Follow-up traces Astor family’s legacy
It’s hard to escape the name Astor when you are in New York City. From Astor Place downtown to the Waldorf-Astoria Hotel and even the neighborhood of Astoria in Queens, the family’s legacy is everywhere.
In “Astor: The Rise and Fall of an American Fortune,” journalist Anderson Cooper and his co-writer Katherine Howe trace the famous family’s legacy from its beginning, when John Jacob Astor immigrated from Germany and established himself in the beaver fur trade, a bloody and highly competitive business. He invested his fortune in buying up land in the rapidly developing island of Manhattan and became one of the richest men in the United States.

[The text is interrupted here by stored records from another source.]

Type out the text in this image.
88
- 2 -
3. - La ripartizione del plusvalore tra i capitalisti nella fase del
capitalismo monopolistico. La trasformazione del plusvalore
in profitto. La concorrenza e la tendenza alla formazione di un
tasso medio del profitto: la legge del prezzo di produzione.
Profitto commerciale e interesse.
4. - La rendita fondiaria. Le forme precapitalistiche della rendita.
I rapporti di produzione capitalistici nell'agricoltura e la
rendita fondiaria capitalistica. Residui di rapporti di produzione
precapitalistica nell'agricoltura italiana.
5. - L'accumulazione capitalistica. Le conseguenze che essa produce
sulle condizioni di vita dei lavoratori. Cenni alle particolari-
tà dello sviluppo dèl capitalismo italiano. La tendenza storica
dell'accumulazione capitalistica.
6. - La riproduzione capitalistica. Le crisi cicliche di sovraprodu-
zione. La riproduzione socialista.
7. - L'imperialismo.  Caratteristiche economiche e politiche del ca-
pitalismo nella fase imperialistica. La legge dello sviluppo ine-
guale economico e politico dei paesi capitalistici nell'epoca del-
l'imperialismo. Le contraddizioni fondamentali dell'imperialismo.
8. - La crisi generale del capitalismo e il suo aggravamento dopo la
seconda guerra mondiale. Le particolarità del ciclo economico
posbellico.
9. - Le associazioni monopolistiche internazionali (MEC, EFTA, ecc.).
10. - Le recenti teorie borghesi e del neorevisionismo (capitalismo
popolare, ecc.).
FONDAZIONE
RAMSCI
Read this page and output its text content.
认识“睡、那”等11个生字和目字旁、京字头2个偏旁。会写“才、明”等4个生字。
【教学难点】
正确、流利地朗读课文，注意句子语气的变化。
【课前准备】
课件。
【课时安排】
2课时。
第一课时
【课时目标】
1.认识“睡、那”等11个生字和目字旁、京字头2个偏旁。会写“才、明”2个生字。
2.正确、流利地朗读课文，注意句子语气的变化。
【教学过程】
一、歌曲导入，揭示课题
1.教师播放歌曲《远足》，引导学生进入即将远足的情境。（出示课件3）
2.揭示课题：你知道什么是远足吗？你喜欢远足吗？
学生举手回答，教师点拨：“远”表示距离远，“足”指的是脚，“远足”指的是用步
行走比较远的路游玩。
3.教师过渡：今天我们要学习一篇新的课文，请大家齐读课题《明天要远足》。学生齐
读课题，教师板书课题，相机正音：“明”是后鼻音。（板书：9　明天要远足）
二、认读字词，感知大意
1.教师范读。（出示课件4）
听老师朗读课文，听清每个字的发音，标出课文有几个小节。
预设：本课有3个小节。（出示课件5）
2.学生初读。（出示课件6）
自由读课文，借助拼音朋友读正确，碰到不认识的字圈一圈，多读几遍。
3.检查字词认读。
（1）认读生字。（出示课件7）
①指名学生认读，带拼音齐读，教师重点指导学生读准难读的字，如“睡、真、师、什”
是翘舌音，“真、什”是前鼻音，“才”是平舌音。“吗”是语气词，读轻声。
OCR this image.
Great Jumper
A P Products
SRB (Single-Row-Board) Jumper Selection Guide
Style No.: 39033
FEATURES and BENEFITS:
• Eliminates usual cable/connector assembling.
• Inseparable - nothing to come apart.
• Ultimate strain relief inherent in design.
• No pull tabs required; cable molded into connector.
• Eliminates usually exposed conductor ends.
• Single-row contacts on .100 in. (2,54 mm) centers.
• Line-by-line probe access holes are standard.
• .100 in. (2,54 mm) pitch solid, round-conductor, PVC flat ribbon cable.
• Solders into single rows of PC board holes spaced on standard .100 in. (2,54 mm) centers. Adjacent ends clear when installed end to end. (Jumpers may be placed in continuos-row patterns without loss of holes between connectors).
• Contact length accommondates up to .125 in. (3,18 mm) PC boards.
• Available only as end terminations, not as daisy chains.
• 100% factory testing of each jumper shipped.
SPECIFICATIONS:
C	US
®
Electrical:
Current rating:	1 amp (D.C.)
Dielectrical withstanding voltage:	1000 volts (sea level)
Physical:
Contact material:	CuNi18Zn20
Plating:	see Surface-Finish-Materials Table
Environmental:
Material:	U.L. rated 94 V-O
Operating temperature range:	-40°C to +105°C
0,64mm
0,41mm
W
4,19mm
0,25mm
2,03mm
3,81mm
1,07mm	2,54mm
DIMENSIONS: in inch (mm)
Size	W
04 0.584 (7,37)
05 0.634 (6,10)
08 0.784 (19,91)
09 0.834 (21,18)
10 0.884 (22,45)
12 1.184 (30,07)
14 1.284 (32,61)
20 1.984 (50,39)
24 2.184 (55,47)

Cooper and Howe wrote the book as a follow-up to “Vanderbilt,” a chronicle of Cooper’s own famous family that came out in 2021. “Astor” sketches how subsequent generations either built on or frittered away the family’s initial fortune. It ends with the elder abuse case of Brooke Astor in the 2000s.
At times, the narrative drifts away from the Astor family itself, with a chapter on a riot that happened at the Astor Opera House and another on a second person named John Jacob Astor who may or may not have been related to the family. It’s an effort to paint a fuller picture of the U.S. during the time period, but at times it feels like filler.
Drawing mainly from secondary sources, “Astor” is a breezy overview of a storied family. Those who want to dig deeper into the family can turn to the extensive bibliography that references the many other books written about the Astors.
LaToya Watkins has surpassed the high bar set
by her beautifully crushing debut novel, “Perish,” with a collection of short stories titled “Holler, Child.” Heavily rooted in west Texas where the author grew up, the 11 fictional pieces focus on Black lives — and the huge range of people and relationships within — to form a profound collection.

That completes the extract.